I'm having some difficulty getting my head around the VLAN settings in a NetGear Smart Switch (GS724TS). Can anyone help me?
My understanding is:
- All incoming packets effectively have a VLAN number which is determined from a tag attached by another device or (if no tag is present) based on the port's PVID value.
- Outgoing packets can then be sent only to those ports which are members of the VLAN to which the packet belongs (set in the "membership" part of the switch's UI).
- Optionally, ports can tag outgoing packets.
Ports and PVIDS are 1-1 mapped, but a port may be a "member" of several VLANS. My problem is that I don't seem to be able to make this feature do anything useful... what am I misunderstanding?
If I assign the following:
Port PVID VLAN Membership
===============================
a 2 2, 10
b 3 3, 10
x 10 2, 3, 10
I would expect traffic to flow between ports a and x (and b and x). Presumably a and b would be isolated from one another, unless the device connected to x itself routed traffic between them. In my experiments, all traffic comes in and leaves untagged (no other VLAN capable devices are working on the network).

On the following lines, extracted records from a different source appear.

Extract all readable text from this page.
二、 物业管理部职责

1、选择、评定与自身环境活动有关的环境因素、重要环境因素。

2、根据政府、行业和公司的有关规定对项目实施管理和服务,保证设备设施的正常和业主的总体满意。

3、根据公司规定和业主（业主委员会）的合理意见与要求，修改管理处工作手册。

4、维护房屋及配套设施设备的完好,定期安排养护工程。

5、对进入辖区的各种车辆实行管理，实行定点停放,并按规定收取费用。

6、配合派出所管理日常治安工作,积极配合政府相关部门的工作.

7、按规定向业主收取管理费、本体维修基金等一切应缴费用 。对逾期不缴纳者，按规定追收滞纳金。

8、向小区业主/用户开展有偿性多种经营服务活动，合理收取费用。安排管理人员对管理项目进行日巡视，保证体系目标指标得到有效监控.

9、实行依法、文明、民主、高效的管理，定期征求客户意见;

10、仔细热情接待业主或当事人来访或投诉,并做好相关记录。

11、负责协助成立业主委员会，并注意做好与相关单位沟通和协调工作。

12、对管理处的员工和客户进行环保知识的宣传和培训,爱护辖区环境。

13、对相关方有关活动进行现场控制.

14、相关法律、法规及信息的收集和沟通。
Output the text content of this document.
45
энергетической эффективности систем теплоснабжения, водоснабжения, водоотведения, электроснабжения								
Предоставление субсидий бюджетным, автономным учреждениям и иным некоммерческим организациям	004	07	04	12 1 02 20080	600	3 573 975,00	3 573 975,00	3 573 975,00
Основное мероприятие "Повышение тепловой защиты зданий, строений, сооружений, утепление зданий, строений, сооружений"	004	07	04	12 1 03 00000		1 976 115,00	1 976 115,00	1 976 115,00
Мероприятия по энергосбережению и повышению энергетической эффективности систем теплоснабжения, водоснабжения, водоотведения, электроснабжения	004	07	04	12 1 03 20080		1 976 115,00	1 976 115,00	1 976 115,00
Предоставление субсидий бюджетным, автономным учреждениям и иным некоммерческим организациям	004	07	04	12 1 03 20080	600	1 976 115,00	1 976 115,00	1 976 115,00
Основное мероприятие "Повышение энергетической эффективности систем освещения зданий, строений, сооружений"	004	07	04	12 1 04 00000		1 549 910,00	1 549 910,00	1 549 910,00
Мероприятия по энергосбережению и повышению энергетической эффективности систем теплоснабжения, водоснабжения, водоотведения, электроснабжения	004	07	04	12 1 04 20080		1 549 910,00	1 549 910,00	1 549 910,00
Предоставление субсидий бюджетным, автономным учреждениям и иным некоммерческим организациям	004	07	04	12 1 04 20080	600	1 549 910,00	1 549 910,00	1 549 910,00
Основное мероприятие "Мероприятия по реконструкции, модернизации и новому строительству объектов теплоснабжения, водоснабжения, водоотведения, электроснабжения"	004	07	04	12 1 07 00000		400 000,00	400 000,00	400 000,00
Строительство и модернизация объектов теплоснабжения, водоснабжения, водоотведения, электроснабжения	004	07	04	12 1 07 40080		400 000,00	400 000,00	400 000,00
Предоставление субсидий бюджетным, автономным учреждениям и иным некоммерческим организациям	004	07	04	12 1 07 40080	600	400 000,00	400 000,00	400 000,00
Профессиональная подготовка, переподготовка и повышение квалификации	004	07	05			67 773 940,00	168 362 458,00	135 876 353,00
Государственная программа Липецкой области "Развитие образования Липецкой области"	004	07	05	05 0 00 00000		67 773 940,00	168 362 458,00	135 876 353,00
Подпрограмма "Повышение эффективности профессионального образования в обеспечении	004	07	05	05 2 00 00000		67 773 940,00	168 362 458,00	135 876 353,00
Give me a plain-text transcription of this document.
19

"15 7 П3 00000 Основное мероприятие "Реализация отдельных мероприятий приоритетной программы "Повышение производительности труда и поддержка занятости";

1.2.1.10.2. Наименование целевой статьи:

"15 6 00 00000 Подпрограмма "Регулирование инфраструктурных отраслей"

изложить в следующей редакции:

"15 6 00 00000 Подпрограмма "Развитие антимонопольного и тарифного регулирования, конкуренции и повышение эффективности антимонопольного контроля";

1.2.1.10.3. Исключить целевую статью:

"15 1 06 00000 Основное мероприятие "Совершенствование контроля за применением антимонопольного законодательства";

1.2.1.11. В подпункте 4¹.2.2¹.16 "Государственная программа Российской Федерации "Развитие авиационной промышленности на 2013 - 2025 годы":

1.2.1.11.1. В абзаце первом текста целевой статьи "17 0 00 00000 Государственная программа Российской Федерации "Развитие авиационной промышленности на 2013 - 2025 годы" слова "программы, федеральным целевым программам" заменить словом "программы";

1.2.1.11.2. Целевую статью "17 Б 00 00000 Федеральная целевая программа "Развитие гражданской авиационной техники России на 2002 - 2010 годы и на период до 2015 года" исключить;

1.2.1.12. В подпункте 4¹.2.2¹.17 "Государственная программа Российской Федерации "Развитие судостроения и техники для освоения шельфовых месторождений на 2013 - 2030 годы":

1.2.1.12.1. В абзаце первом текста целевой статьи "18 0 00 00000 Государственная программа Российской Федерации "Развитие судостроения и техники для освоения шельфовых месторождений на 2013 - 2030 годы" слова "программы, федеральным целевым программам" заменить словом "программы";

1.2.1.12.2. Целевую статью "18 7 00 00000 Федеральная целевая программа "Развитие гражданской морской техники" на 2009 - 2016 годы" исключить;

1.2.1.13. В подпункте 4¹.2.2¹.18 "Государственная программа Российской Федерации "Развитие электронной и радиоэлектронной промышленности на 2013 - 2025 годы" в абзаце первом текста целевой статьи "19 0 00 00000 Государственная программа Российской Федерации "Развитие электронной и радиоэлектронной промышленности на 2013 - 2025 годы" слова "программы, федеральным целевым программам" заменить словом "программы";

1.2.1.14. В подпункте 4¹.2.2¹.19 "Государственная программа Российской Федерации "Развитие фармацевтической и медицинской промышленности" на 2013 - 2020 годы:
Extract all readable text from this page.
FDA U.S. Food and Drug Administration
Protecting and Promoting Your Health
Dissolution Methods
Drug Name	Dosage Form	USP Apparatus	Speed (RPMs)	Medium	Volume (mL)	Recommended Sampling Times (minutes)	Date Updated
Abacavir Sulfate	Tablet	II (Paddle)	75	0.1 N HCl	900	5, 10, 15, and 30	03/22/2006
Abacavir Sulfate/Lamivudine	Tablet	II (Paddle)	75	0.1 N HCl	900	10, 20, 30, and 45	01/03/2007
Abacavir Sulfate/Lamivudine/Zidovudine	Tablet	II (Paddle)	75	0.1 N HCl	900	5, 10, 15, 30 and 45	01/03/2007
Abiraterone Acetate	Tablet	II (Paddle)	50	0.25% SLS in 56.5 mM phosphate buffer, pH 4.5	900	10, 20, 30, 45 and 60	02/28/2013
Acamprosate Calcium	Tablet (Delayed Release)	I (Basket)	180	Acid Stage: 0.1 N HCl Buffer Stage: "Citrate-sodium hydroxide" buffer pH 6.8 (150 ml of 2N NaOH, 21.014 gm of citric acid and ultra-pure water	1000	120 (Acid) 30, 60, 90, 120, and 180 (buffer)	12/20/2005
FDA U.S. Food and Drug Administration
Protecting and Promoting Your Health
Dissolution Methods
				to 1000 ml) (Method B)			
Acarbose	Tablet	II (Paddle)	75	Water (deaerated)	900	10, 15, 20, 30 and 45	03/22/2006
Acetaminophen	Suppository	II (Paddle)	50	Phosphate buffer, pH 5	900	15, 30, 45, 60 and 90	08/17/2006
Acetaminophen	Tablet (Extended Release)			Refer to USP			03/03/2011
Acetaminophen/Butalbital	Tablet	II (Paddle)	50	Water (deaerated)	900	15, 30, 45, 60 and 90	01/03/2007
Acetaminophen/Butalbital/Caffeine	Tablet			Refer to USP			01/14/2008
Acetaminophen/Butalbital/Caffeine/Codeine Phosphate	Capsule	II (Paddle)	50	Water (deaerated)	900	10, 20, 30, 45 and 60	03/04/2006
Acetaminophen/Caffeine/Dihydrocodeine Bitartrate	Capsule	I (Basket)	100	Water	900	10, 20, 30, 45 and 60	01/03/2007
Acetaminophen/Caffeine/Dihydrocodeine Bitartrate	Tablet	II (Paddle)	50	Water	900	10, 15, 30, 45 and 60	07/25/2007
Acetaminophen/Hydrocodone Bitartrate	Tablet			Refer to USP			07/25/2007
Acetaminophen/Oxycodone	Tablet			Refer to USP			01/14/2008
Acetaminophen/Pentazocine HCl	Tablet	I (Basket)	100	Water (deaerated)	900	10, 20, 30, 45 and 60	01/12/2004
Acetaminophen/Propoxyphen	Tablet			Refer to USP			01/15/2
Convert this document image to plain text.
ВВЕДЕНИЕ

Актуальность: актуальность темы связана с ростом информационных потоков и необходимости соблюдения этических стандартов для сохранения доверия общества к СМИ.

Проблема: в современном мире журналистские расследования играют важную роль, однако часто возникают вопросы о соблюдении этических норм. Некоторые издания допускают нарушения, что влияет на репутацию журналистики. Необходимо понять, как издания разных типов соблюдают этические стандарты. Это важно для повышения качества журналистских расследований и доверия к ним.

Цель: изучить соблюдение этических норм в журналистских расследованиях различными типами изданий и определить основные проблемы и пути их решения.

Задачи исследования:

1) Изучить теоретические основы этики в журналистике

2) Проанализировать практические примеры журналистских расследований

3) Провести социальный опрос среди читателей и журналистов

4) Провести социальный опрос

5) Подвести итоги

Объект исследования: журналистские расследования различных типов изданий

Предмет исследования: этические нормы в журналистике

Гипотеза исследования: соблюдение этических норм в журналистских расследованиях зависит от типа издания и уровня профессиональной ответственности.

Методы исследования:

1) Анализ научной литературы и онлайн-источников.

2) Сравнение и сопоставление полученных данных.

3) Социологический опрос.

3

What I'm seeing is that no traffic (to be precise DHCP requests fail, web requests from computers with already assigned addresses timeout) flows unless the PVID of X is set to 2. Of course, this is no use for devices attached to port b.
Have I missed something? What is the point of ports being in multiple VLANs if they only route incoming traffic based on the PVIDs matching on both incoming and outgoing port?
Edit: I'm trying to determine whether I can share an Internet connection between two VLANs (without members of one having visibility of the other) using just the switch or whether I will need a VLAN aware router as well.